Pocas cosas más endebles que
una línea roja. Su color no es una advertencia de peligro, sino una
forma de hacerla más visible en el momento de cruzarla, un subrayado al
gesto de dejarla atrás. Y si de negociaciones políticas hablamos, las
líneas rojas son el plumón del cortejo, la mano de cartas con que cada
parte se sienta a la mesa: “Ojo, que tengo aquí una línea roja, algo
tendrás que darme para que la cruce…”
Estos días todos trazan en
el suelo líneas rojísimas: de aquí no paso. Pero yo no me creo ni una.
Ni una sola. Y cuanto más enfáticas son, menos creíbles. Más que nada
porque, en la España de los últimos años, no hay una sola línea roja que
siga en su sitio. Ni una sola. La que no hemos pisado y cruzado es solo
porque se ha desplazado, la hemos echado varios metros hacia allá para
seguir avanzando bajo la ficción de no haber pisado en sagrado.
Antes de la crisis, por
ejemplo, los derechos sociales y el Estado de Bienestar eran líneas
rojas. La sanidad, la educación.

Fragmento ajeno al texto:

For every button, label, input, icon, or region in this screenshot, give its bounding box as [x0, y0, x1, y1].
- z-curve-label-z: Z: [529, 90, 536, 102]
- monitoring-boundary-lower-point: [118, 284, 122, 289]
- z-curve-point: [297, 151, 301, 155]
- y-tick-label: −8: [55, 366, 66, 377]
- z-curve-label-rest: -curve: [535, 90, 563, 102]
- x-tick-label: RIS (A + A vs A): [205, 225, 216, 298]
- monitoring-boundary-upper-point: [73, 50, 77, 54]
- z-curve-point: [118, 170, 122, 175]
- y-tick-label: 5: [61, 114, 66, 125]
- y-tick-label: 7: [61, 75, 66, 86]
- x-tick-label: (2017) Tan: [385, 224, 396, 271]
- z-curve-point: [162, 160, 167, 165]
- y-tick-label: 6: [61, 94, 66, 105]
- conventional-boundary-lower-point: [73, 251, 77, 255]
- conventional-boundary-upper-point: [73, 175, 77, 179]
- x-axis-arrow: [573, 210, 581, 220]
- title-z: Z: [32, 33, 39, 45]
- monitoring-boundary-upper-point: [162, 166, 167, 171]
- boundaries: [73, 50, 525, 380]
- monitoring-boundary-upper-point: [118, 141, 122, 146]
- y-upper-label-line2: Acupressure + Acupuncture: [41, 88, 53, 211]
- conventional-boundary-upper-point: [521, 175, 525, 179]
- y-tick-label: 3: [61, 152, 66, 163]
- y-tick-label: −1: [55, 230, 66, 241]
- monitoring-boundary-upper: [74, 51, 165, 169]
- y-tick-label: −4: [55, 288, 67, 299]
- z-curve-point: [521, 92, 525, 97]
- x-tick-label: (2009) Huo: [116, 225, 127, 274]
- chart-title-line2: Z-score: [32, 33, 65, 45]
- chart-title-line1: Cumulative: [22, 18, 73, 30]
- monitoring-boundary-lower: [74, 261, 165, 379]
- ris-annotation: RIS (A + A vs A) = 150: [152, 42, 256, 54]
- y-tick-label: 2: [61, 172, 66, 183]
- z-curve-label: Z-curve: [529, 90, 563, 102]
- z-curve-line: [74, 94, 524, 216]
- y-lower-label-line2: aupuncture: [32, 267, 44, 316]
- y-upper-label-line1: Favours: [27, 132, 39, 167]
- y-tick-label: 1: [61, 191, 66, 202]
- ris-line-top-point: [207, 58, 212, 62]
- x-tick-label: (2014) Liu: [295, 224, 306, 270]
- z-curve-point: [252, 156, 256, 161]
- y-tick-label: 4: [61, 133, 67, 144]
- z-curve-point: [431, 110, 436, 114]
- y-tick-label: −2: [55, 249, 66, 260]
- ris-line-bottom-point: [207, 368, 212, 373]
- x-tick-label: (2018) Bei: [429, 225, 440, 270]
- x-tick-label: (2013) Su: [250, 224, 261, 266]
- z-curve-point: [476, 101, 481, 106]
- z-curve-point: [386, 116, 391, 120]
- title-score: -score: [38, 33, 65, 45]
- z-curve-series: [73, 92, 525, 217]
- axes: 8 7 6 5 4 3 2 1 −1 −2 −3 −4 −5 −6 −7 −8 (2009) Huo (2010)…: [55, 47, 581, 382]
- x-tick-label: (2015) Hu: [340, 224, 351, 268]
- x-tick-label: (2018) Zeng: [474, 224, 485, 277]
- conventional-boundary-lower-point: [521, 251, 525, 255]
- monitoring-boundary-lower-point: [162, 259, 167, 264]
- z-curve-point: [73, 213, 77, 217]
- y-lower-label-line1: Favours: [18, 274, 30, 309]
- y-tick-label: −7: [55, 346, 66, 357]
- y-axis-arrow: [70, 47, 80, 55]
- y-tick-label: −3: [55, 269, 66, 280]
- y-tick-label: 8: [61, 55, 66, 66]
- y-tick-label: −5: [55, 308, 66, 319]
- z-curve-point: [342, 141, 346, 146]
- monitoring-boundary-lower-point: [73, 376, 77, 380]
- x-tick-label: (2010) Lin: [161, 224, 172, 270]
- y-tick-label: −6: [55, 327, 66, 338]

Cada vez más endebles, cierto, y a
merced de incursiones privatizadoras; pero creíamos que aguantarían.
Llegó la crisis y sobre ellas cruzaron los tanques de la austeridad
europea.
No dejaron nada en pie.
Pero no solo los gobiernos:
también muchos ciudadanos hemos ido saltando líneas rojas a fuerza de
necesidad. La desobediencia civil o la ocupación de viviendas eran
opciones minoritarias, “antisistema”, hasta hace dos días. Hoy muchos
ciudadanos están ya al otro lado de la cerca. Y quienes no hemos
saltado, sí hemos desplazado nuestras líneas rojas mentales, aceptando
lo que antes parecía inaceptable.
Más líneas rojas
franqueadas. En Cataluña el independentismo era hasta hace nada un más
allá poco frecuentado, y miren cuántos se han lanzado a trepar esa valla
en los últimos años, que parece la madrugada del Rocío. En cuanto a la
izquierda española, también se han desplazado o saltado unas cuantas
rayas rojísimas de la mano de Podemos en el último año, con no pocos
crujidos. Y en lo más reciente, el pasado 20D hubo millones de votantes
que traspasaron las líneas rojas de sus fidelidades de voto.
Por eso creo que, a la hora
de negociar un gobierno en el fragmentado nuevo Congreso, no hay línea
roja que valga. Ni una. Si al final no es posible formar gobierno, serán
otras las razones, de táctica electoral con un ojo puesto en la
repetición de las elecciones, pero no por principios inquebrantables.
Entre esas líneas rojas que
unos y otros excavan en el suelo como trinchera, la más roja de todas es
hoy el referéndum en Cataluña. Den por hecho que acabará cayendo
también. Quizás tarde un poco más, pero al final habrá un referéndum.
Igual no se llama tal, sino “consulta” o cualquier eufemismo que
facilite el trágala para unos, mientras los otros ceden en que no sea
inmediata sino a medio plazo y asociada a una reforma constitucional más
amplia.
Todos cederán algo en el
diseño de la consulta, pero estoy seguro de que habrá una mayoría
parlamentaria que acepte celebrarla. Y no porque haya fórmulas legales
para hacerlo; ni siquiera porque así se desatascaría la situación en
Cataluña y en España. Sino porque para cada vez más españoles ese
referéndum ha dejado de ser una línea roja.